C. Initial Assessment: 11-year-old student with suspected language and literacy deficits
This was definitely the trickiest assessment subject from my small sample. Based on the collected data I suspected the student had social communication deficits, however, given his relative strengths in a variety of areas and that the fact that no one had previously brought it up, I truly did not anticipate that CAPs will effectively and accurately identify his pragmatic needs. As expected, the student did quite well on that “easier” subtests of the CAPs: (IPA, IP, and AE). However, I was very pleasantly surprised that the CAPs had accurately picked up on the fact that the student presented with difficulty reading both context and nonverbal cues as well as using nonverbal cues to effectively answer the presented questions.

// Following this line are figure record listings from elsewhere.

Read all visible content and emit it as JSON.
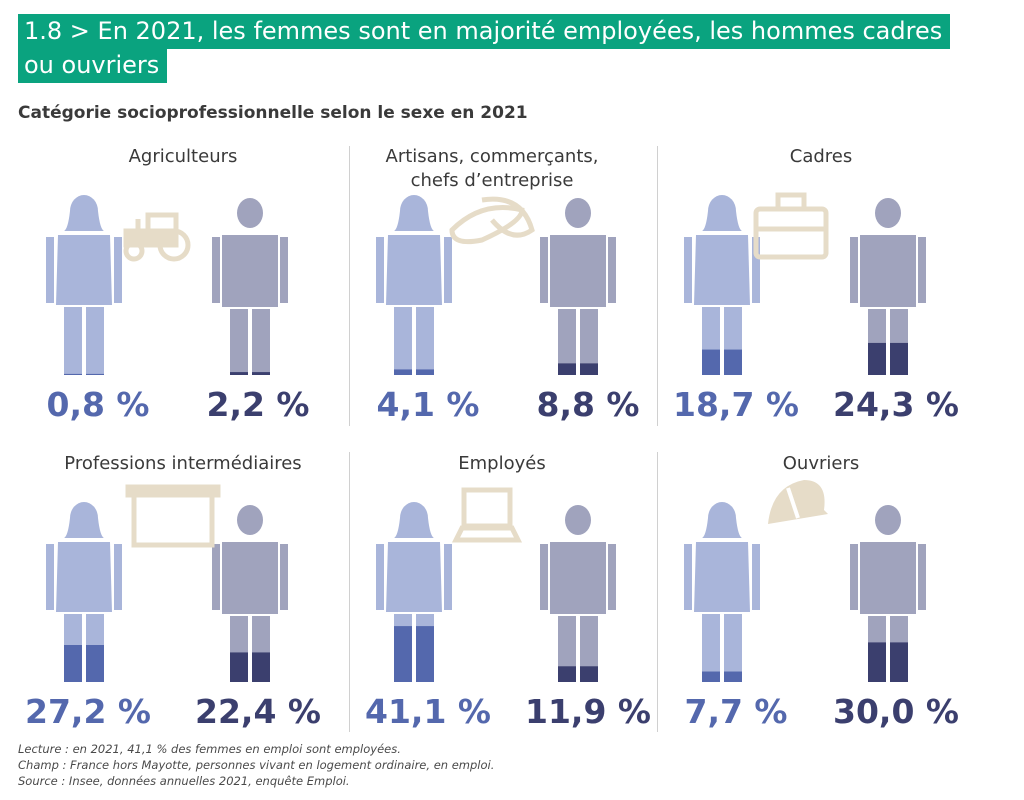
{
  "title": {
    "line1": "1.8 > En 2021, les femmes sont en majorité employées, les hommes cadres",
    "line2": "ou ouvriers"
  },
  "subtitle": "Catégorie socioprofessionnelle selon le sexe en 2021",
  "colors": {
    "title_bg": "#0aa37f",
    "woman_light": "#a9b5da",
    "woman_fill": "#5468ad",
    "man_light": "#a0a3bd",
    "man_fill": "#3b3f6e",
    "icon": "#e6dcc8"
  },
  "chart_data": {
    "type": "pictogram",
    "series": [
      {
        "name": "Femmes",
        "color": "#5468ad"
      },
      {
        "name": "Hommes",
        "color": "#3b3f6e"
      }
    ],
    "panels": [
      {
        "category": "Agriculteurs",
        "icon": "tractor-icon",
        "women": 0.8,
        "men": 2.2,
        "women_label": "0,8 %",
        "men_label": "2,2 %"
      },
      {
        "category": "Artisans, commerçants, chefs d’entreprise",
        "icon": "baguette-icon",
        "women": 4.1,
        "men": 8.8,
        "women_label": "4,1 %",
        "men_label": "8,8 %"
      },
      {
        "category": "Cadres",
        "icon": "briefcase-icon",
        "women": 18.7,
        "men": 24.3,
        "women_label": "18,7 %",
        "men_label": "24,3 %"
      },
      {
        "category": "Professions intermédiaires",
        "icon": "whiteboard-icon",
        "women": 27.2,
        "men": 22.4,
        "women_label": "27,2 %",
        "men_label": "22,4 %"
      },
      {
        "category": "Employés",
        "icon": "laptop-icon",
        "women": 41.1,
        "men": 11.9,
        "women_label": "41,1 %",
        "men_label": "11,9 %"
      },
      {
        "category": "Ouvriers",
        "icon": "hardhat-icon",
        "women": 7.7,
        "men": 30.0,
        "women_label": "7,7 %",
        "men_label": "30,0 %"
      }
    ]
  },
  "notes": {
    "lecture": "Lecture : en 2021, 41,1 % des femmes en emploi sont employées.",
    "champ": "Champ : France hors Mayotte, personnes vivant en logement ordinaire, en emploi.",
    "source": "Source : Insee, données annuelles 2021, enquête Emploi."
  }
}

Summary: While my sample of subjects has been quite small to date, I fully intend to continue using the CAPs with students of varying ages with varying diagnoses in order to continue refining profile of students who will significantly benefit from CAPs administration for assessment and reassessment purposes.
There you have it! These are my impressions of using the CAPs in my settings. How about you? Have you used this test with any of your students to date? If yes, what are some strengths and limitations you are noticing?